Chuck Schumer yanked his offer to Trump to partially fund the border wall in exchange for DACA

  • Senate Minority Leader Chuck Schumer offered to fund part of President Donald Trump's wall in exchange for DACA protections as part of the shutdown negotiations.

  • Trump agreed to the outlines of the deal, Schumer claimed, before backing out.

  • Now, after the shutdown, Schumer has reportedly told the White House border wall funding is off the table.



Senate Minority Leader Chuck Schumer is playing hardball on President Donald Trump's proposed border wall after making an offer to Trump during failed negotiations on government funding.

During a Friday meeting at the White House, just hours before the government shut down, Schumer offered Trump partial funding for his long-promised wall along the Mexican border in exchange for concessions on the Deferred Action for Childhood Arrivals (DACA) immigration program.

Trump initially agreed to the deal, Schumer said, before reversing course and rejecting the parameters a few hours later.

After the falling out, Schumer took the proposed wall funding off the table on Sunday, a senior Democratic aide told Business Insider.

Schumer had offered the wall funding in exchange for protections for DACA recipients, the nearly 700,000 unauthorized immigrants that were brought to the US as minors and are shielded from deportation under the program.

Sen.
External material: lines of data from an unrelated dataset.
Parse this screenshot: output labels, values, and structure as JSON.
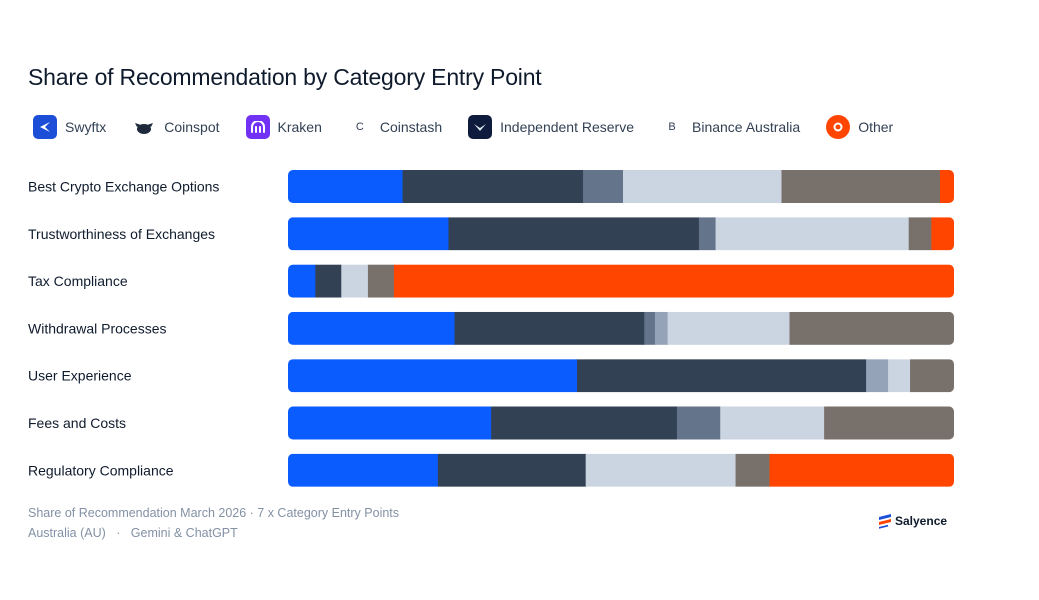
{
  "title": "Share of Recommendation by Category Entry Point",
  "legend": [
    {
      "label": "Swyftx",
      "icon": "swyftx-logo-icon",
      "color": "#0b5cff"
    },
    {
      "label": "Coinspot",
      "icon": "coinspot-logo-icon",
      "color": "#334155"
    },
    {
      "label": "Kraken",
      "icon": "kraken-logo-icon",
      "color": "#64748b"
    },
    {
      "label": "Coinstash",
      "icon": "C",
      "color": "#94a3b8"
    },
    {
      "label": "Independent Reserve",
      "icon": "independent-reserve-logo-icon",
      "color": "#cbd5e1"
    },
    {
      "label": "Binance Australia",
      "icon": "B",
      "color": "#78706b"
    },
    {
      "label": "Other",
      "icon": "other-logo-icon",
      "color": "#ff4500"
    }
  ],
  "chart_data": {
    "type": "bar",
    "orientation": "horizontal",
    "stacked": true,
    "normalized": true,
    "categories": [
      "Best Crypto Exchange Options",
      "Trustworthiness of Exchanges",
      "Tax Compliance",
      "Withdrawal Processes",
      "User Experience",
      "Fees and Costs",
      "Regulatory Compliance"
    ],
    "series": [
      {
        "name": "Swyftx",
        "values": [
          17.2,
          24.1,
          4.1,
          25.0,
          43.4,
          30.5,
          22.5
        ]
      },
      {
        "name": "Coinspot",
        "values": [
          27.1,
          37.6,
          3.9,
          28.5,
          43.4,
          27.9,
          22.2
        ]
      },
      {
        "name": "Kraken",
        "values": [
          6.0,
          2.5,
          0,
          1.6,
          0,
          6.5,
          0
        ]
      },
      {
        "name": "Coinstash",
        "values": [
          0,
          0,
          0,
          1.9,
          3.3,
          0,
          0
        ]
      },
      {
        "name": "Independent Reserve",
        "values": [
          23.8,
          29.0,
          4.0,
          18.3,
          3.3,
          15.6,
          22.5
        ]
      },
      {
        "name": "Binance Australia",
        "values": [
          23.8,
          3.4,
          3.9,
          24.7,
          6.6,
          19.5,
          5.1
        ]
      },
      {
        "name": "Other",
        "values": [
          2.1,
          3.4,
          84.1,
          0,
          0,
          0,
          27.7
        ]
      }
    ],
    "xlim": [
      0,
      100
    ]
  },
  "footer": {
    "line1": "Share of Recommendation March 2026 · 7 x Category Entry Points",
    "line2": "Australia (AU)   ·   Gemini & ChatGPT"
  },
  "brand": {
    "name": "Salyence"
  }
}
Dick Durbin, the second-highest ranking Democratic senator, told Politico the wall deal was no longer on the table.

"He called the White House yesterday and said it’s over," Durbin said.

A Democratic aide also told Politico, which first reported Schumer's reversal, that Trump "missed an opportunity to get the wall."

The DACA fight has only just begun. While Democrats backed off DACA demands and the government reopened on Monday, Schumer said Senate Majority Leader Mitch McConnell agreed to hold open debate process to bring a DACA bill to the floor before the next shutdown deadline on February 8.

Trump announced he would rescind the program in September, but gave Congress six months to pass a law to codify it. That deadline is March 5.

Funding for the wall could have been a way to get Trump on board with a Senate solution to the DACA issue (which he so far seems reluctant to do), as well as overcome the seemingly insurmountable differences between the House and Senate.

Now, it appears the three weeks of negotiation to solve the DACA issue before the next shutdown will be even more fraught.